Is today's music all the same? Is it more bland nowadays than when we were kids? Is there less diversity? Not so say the researchers who analysed thousands of songs and took an objective look at chord structures, harmony and timbre, and mapped how they changed with time.
The first revolution they identified was in the early 1960s when the dominant seventh chords common in jazz and blues music started to die out, along with the rise of the British bands in the charts, such as the Beatles and the Rolling Stones. The second major shift came in 1983 when synthesisers became mainstream. The third revolution, and the one creating the biggest upheaval, they say came in 1991 when rap and hip-hop burst onto the scene, leading to songs which did not feature harmony at all.
That may be a very objective scientific analysis but does it match your gut feeling? I would have said that a major revolution occurred in the 1960s, but that it was caused by the emergence of affordable and portable electronics for musicians. Today's guitarists have a huge range of effects pedals at their disposal, but the pioneering devices were items such as the Watkins Copicat which gave Hank Marvin's guitar its distinctive echoing quality, whilst the Rolling Stones brought popularity to the rasping sound of the overamplified guitars when they used the fuzz box in their hit "I can't get no Satisfaction".
Apache, by The Shadows, 1960
Still no satisfaction for the Rolling Stones
I agree that synthesisers have also created a revolution in music, but perhaps not in the way you might first think. The early synthesisers were hugely impressive and exciting machines producing previously unheard sounds, mostly monophonic, mostly very expensive, and mostly beyond the means of young musicians.
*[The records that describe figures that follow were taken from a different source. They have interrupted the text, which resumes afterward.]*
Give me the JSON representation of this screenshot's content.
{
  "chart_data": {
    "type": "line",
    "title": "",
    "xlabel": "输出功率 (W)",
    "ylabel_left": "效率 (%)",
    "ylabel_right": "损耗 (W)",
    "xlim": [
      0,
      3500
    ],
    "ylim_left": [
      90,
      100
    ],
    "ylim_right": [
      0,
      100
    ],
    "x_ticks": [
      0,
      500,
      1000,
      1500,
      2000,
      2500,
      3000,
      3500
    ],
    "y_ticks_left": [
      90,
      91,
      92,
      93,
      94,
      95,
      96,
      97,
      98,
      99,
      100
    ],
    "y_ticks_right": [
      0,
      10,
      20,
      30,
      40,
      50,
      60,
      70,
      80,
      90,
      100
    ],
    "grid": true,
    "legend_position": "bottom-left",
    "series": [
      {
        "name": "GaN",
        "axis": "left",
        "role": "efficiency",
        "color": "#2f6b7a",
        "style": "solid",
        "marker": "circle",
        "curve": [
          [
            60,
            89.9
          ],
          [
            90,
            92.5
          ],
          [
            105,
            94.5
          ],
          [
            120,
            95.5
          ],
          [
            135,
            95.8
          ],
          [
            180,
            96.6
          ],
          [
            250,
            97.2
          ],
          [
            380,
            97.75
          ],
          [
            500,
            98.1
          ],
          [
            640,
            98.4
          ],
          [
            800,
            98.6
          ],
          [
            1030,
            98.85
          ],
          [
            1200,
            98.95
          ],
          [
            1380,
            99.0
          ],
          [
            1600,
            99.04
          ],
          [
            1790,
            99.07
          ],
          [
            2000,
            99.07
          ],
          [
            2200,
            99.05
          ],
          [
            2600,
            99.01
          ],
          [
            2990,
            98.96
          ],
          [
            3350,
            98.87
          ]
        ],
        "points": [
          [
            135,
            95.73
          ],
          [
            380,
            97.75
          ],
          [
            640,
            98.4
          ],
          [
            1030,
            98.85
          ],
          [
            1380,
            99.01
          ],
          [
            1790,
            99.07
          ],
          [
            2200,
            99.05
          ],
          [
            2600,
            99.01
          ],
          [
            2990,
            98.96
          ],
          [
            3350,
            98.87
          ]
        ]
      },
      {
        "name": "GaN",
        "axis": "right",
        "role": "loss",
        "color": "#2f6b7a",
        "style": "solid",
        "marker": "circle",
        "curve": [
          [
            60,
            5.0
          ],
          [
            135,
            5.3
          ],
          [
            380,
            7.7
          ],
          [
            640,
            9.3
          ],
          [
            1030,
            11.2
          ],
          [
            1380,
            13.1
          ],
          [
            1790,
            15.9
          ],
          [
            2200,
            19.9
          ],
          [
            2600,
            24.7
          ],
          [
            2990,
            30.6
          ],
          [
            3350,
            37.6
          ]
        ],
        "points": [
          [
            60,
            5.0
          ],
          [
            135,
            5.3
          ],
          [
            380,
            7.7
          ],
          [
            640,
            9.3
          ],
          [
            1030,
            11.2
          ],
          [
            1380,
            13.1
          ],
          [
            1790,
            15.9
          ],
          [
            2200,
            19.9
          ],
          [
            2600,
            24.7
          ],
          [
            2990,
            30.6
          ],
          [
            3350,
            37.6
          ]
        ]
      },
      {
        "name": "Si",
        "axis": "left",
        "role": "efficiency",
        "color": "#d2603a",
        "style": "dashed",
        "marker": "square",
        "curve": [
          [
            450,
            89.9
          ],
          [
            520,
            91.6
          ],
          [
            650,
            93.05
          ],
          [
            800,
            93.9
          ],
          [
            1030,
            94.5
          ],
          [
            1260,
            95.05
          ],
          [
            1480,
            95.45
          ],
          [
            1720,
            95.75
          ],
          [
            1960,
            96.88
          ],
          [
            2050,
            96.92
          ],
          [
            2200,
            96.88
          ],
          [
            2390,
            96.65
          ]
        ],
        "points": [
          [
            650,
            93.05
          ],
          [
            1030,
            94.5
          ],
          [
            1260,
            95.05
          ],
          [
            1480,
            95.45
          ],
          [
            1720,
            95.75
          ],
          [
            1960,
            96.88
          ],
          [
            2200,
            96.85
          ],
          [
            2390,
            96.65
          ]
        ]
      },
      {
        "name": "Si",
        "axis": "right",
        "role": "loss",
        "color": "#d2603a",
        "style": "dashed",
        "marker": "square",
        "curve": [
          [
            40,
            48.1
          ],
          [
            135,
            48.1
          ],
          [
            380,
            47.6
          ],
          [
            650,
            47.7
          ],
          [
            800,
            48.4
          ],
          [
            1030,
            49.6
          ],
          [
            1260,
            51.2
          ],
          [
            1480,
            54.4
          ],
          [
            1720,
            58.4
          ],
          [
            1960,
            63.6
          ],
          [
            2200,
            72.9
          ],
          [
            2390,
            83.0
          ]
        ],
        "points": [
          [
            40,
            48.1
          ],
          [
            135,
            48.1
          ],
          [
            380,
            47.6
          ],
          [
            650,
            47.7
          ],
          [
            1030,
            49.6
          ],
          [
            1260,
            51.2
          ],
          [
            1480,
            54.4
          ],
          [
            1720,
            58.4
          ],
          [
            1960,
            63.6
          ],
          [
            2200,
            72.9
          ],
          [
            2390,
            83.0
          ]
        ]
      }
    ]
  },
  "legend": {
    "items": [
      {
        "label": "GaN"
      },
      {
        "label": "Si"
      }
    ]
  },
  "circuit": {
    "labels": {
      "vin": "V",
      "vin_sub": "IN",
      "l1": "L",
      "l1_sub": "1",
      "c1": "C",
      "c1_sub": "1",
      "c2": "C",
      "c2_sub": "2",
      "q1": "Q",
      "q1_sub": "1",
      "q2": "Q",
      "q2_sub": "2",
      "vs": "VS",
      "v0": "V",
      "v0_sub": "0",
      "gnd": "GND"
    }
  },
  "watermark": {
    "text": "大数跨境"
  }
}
Nowadays, keyboards are relatively cheap, touch sensitive, they produce beautiful polyphonic sounds, and suddenly it becomes practical and affordable for small bands to incorporate a digital piano into the line up. Whilst early synthesisers focussed on creating unearthly sci-fi sounds, the modern keyboard produces a range of natural instrument sounds, pianos and pipe-organs, percussion, brass, woodwind or string, all available at a touch of a button. And crucially, unlike the grand piano, the digital keyboard can be packed into a shoulder bag and transported from gig to gig. It is this affordability, versatility, and ease of use which lets today's musicians incorporate a much broader range of sounds into the rock spectrum.
Cool cats favour the electronic keyboard
I would also say that a musical revolution started in 1996 when MP3 was invented as a standard for digital music and was a key stepping stone to the foundation of digital platforms for music distribution, such as Apple's iTunes in 2001, YouTube in 2005, SoundCloud and Bandcamp in 2007. Digital platforms make it cheaper and easier for small bands to self-publish, and that leads to more diversity of music, more risk taking, because musicians are not being constrained by the conservative commercial imperatives of the record label.
But those are just my opinions, without any number crunching to back it up. You probably have your own idea of milestones in pop music during your lifetime. Maybe you divide it into vinyl, cassette, CD and downloads. Maybe you divide it into the formal wear of the sixties, the glam pop of the seventies, the punk and the goth, or maybe you measure it by dance styles.
The evolution of dance
Each to their own. What is indisputable though is that music does not stand still.